An Improved Analytical Method for Radiator Thermal Modelling of Natural Cooled Transformers

CFD simulation,transformer radiator,ONAN,experiment

Transformer thermal modelling is important for predicating the hot-spot temperature (HST) within the transformer both at the design stage and during the operation. To a liquid-immersed transformer in the natural cooling modes (ONAN/KNAN), the HST is primarily dependent on the total liquid flow rate, which is determined by the liquid temperature distribution in the active part and the radiator. To the transformer radiator, there have been three common methods to estimate the liquid temperature distribution, i.e. a computational fluid dynamics (CFD) model, an analytical calculation and a thermal hydraulic network model (THNM). The radiator CFD models in air natural (AN) cooling mode can also be categorized into two groups by its modelling methodology, i.e. full CFD model including air simulation and reduced CFD model excluding air simulation. The analytical calculation, THNM model and reduced CFD model have less processing time than the full CFD model, however the accuracy of them is highly dependent on the air convection heat transfer coefficient. Historically, the convection heat transfer coefficient used in transformer radiator thermal models were referred to the empirical equations from the handbook.

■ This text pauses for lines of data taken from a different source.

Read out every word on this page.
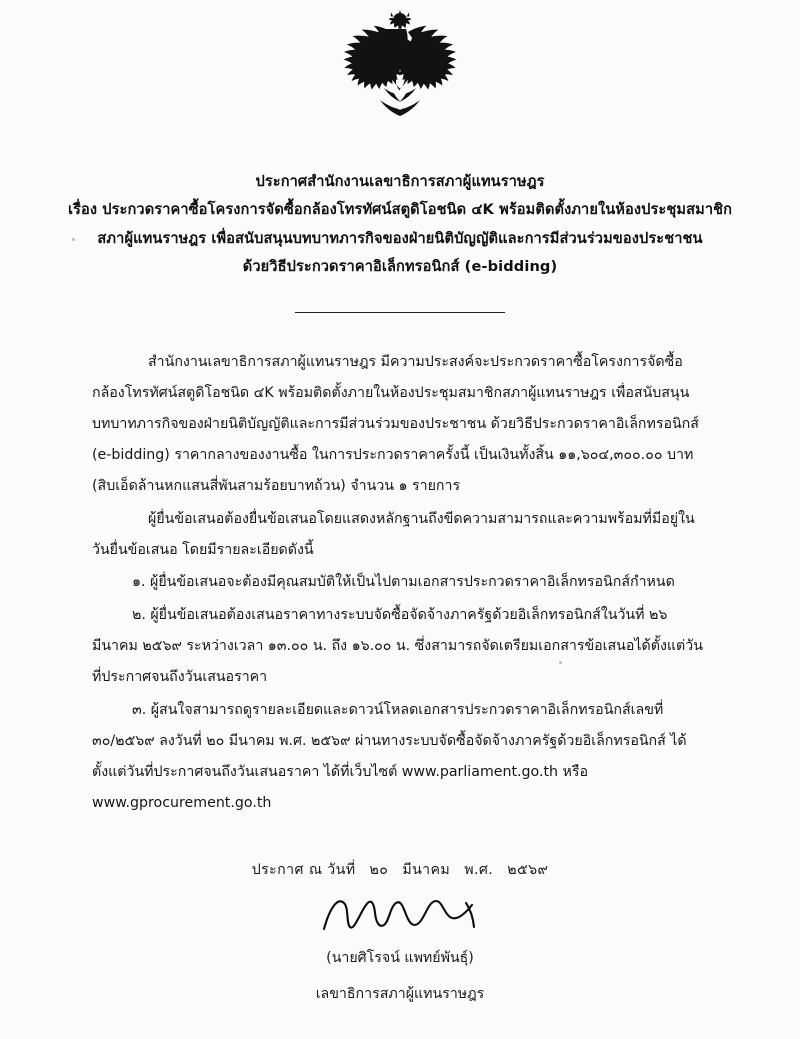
ประกาศสำนักงานเลขาธิการสภาผู้แทนราษฎร
เรื่อง ประกวดราคาซื้อโครงการจัดซื้อกล้องโทรทัศน์สตูดิโอชนิด ๔K พร้อมติดตั้งภายในห้องประชุมสมาชิก
สภาผู้แทนราษฎร เพื่อสนับสนุนบทบาทภารกิจของฝ่ายนิติบัญญัติและการมีส่วนร่วมของประชาชน
ด้วยวิธีประกวดราคาอิเล็กทรอนิกส์ (e-bidding)

สำนักงานเลขาธิการสภาผู้แทนราษฎร มีความประสงค์จะประกวดราคาซื้อโครงการจัดซื้อกล้องโทรทัศน์สตูดิโอชนิด ๔K พร้อมติดตั้งภายในห้องประชุมสมาชิกสภาผู้แทนราษฎร เพื่อสนับสนุนบทบาทภารกิจของฝ่ายนิติบัญญัติและการมีส่วนร่วมของประชาชน ด้วยวิธีประกวดราคาอิเล็กทรอนิกส์ (e-bidding) ราคากลางของงานซื้อ ในการประกวดราคาครั้งนี้ เป็นเงินทั้งสิ้น ๑๑,๖๐๔,๓๐๐.๐๐ บาท (สิบเอ็ดล้านหกแสนสี่พันสามร้อยบาทถ้วน) จำนวน ๑ รายการ

ผู้ยื่นข้อเสนอต้องยื่นข้อเสนอโดยแสดงหลักฐานถึงขีดความสามารถและความพร้อมที่มีอยู่ในวันยื่นข้อเสนอ โดยมีรายละเอียดดังนี้

๑. ผู้ยื่นข้อเสนอจะต้องมีคุณสมบัติให้เป็นไปตามเอกสารประกวดราคาอิเล็กทรอนิกส์กำหนด

๒. ผู้ยื่นข้อเสนอต้องเสนอราคาทางระบบจัดซื้อจัดจ้างภาครัฐด้วยอิเล็กทรอนิกส์ในวันที่ ๒๖ มีนาคม ๒๕๖๙ ระหว่างเวลา ๑๓.๐๐ น. ถึง ๑๖.๐๐ น. ซึ่งสามารถจัดเตรียมเอกสารข้อเสนอได้ตั้งแต่วันที่ประกาศจนถึงวันเสนอราคา

๓. ผู้สนใจสามารถดูรายละเอียดและดาวน์โหลดเอกสารประกวดราคาอิเล็กทรอนิกส์เลขที่ ๓๐/๒๕๖๙ ลงวันที่ ๒๐ มีนาคม พ.ศ. ๒๕๖๙ ผ่านทางระบบจัดซื้อจัดจ้างภาครัฐด้วยอิเล็กทรอนิกส์ ได้ตั้งแต่วันที่ประกาศจนถึงวันเสนอราคา ได้ที่เว็บไซต์ www.parliament.go.th หรือ www.gprocurement.go.th

ประกาศ ณ วันที่ ๒๐ มีนาคม พ.ศ. ๒๕๖๙
(นายศิโรจน์ แพทย์พันธุ์)
เลขาธิการสภาผู้แทนราษฎร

In this paper, the air convection heat transfer coefficient equations used in different methods are calibrated by the full CFD model parametric sweep of a transformer radiator. Different equations for the reduced CFD model and analytical calculation have been compared. The new air convection heat transfer coefficient equation for the analytical calculation was adopted and then verified by a set of experiments. It was found that the difference of total heat dissipation between the analytical calculation and experiments is within 6.2%, the difference of bottom liquid temperature between those is less than 1 K. Moreover, the validity of the air convection heat transfer coefficient equation used in the analytical calculation under different ambient temperature and in different insulating liquids are studied with additional CFD simulations.